Despite his being dispossessed of the moribund petroleum refineries in Kano and Port-Harcourt, which he bought from the Obasanjo administration, the Yar’Adua administration which held that vital national assets cannot be sold to a few individuals who can hold the entire nation to ransom, he still has intentions of entering the lucrative oil and gas sector.

He is already constructing his own private refinery targeted at being the largest in the world, at the cost of 9 billion US dollars. No doubt, he is that man who is not afraid to eat a pregnant frog when he chooses to eat a frog at all. On the home front, he has been a serial monogamist, as he has never been married to more than one woman at a time, even though he has had four wives. Unexpectedly, he has fifteen daughters and no son, a situation which would have caused no small worries if he had hailed from another part of the country where the birth of male children is emphasized.

However, only the four children from his last wife are officially listed. He married his first wife in 1977 when he was just 20. She had been chosen for him by his parents and he later divorced her after which he married Mariya A. D. Muhammad Rufai, a senator’s daughter and former Bauchi state commissioner for women affairs. After divorcing her as well, he has also had two other marriages, one at a time. He had wanted to take Nafisat Yar A’dua, daughter of the late President Umar Musa Yar A’dua as his fourth wife in 2009 but she had declined as she was close friends with Halima Dangote, his daughter.

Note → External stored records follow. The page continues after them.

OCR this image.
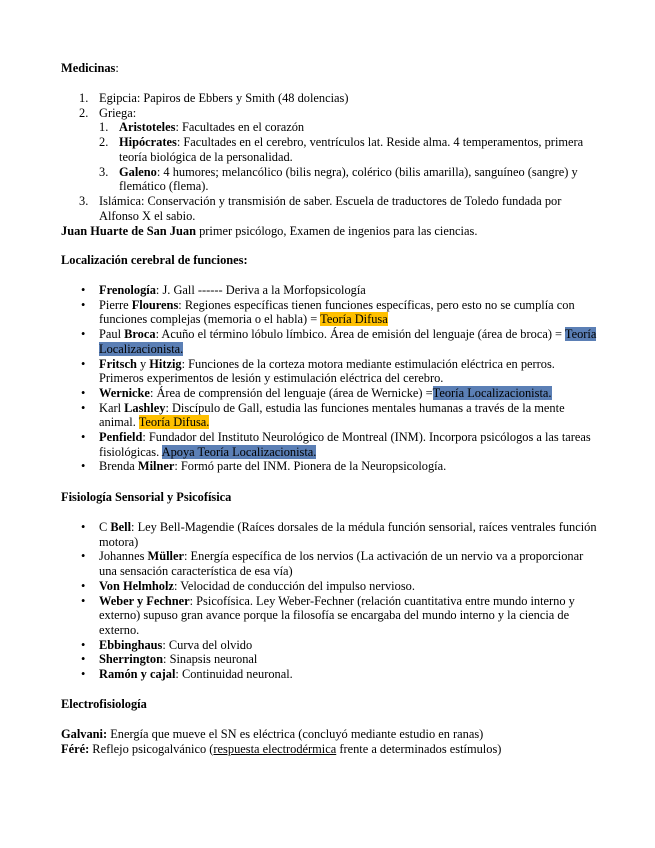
Medicinas:

1. Egipcia: Papiros de Ebbers y Smith (48 dolencias)
2. Griega:
1. Aristoteles: Facultades en el corazón
2. Hipócrates: Facultades en el cerebro, ventrículos lat. Reside alma. 4 temperamentos, primera teoría biológica de la personalidad.
3. Galeno: 4 humores; melancólico (bilis negra), colérico (bilis amarilla), sanguíneo (sangre) y flemático (flema).
3. Islámica: Conservación y transmisión de saber. Escuela de traductores de Toledo fundada por Alfonso X el sabio.

Juan Huarte de San Juan primer psicólogo, Examen de ingenios para las ciencias.

Localización cerebral de funciones:

• Frenología: J. Gall ------ Deriva a la Morfopsicología
• Pierre Flourens: Regiones específicas tienen funciones específicas, pero esto no se cumplía con funciones complejas (memoria o el habla) = Teoría Difusa
• Paul Broca: Acuño el término lóbulo límbico. Área de emisión del lenguaje (área de broca) = Teoría Localizacionista.
• Fritsch y Hitzig: Funciones de la corteza motora mediante estimulación eléctrica en perros. Primeros experimentos de lesión y estimulación eléctrica del cerebro.
• Wernicke: Área de comprensión del lenguaje (área de Wernicke) =Teoría Localizacionista.
• Karl Lashley: Discípulo de Gall, estudia las funciones mentales humanas a través de la mente animal. Teoría Difusa.
• Penfield: Fundador del Instituto Neurológico de Montreal (INM). Incorpora psicólogos a las tareas fisiológicas. Apoya Teoría Localizacionista.
• Brenda Milner: Formó parte del INM. Pionera de la Neuropsicología.

Fisiología Sensorial y Psicofísica

• C Bell: Ley Bell-Magendie (Raíces dorsales de la médula función sensorial, raíces ventrales función motora)
• Johannes Müller: Energía específica de los nervios (La activación de un nervio va a proporcionar una sensación característica de esa vía)
• Von Helmholz: Velocidad de conducción del impulso nervioso.
• Weber y Fechner: Psicofísica. Ley Weber-Fechner (relación cuantitativa entre mundo interno y externo) supuso gran avance porque la filosofía se encargaba del mundo interno y la ciencia de externo.
• Ebbinghaus: Curva del olvido
• Sherrington: Sinapsis neuronal
• Ramón y cajal: Continuidad neuronal.

Electrofisiología

Galvani: Energía que mueve el SN es eléctrica (concluyó mediante estudio en ranas)

Féré: Reflejo psicogalvánico (respuesta electrodérmica frente a determinados estímulos)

On the religious front, he is a devout Sunni Muslim and makes out time from his tight schedules to say his prayers and embark on holy pilgrimages repeatedly. His firm religious beliefs is the reason why he gives out personal loans without interests, and supports religious based institutions by regularly sponsoring individuals on pilgrimages. Additionally, cows are killed in his residences during the Sallah celebrations and shared for people to consume, and foods are supplied from his company to those fasting throughout the month of Ramadan.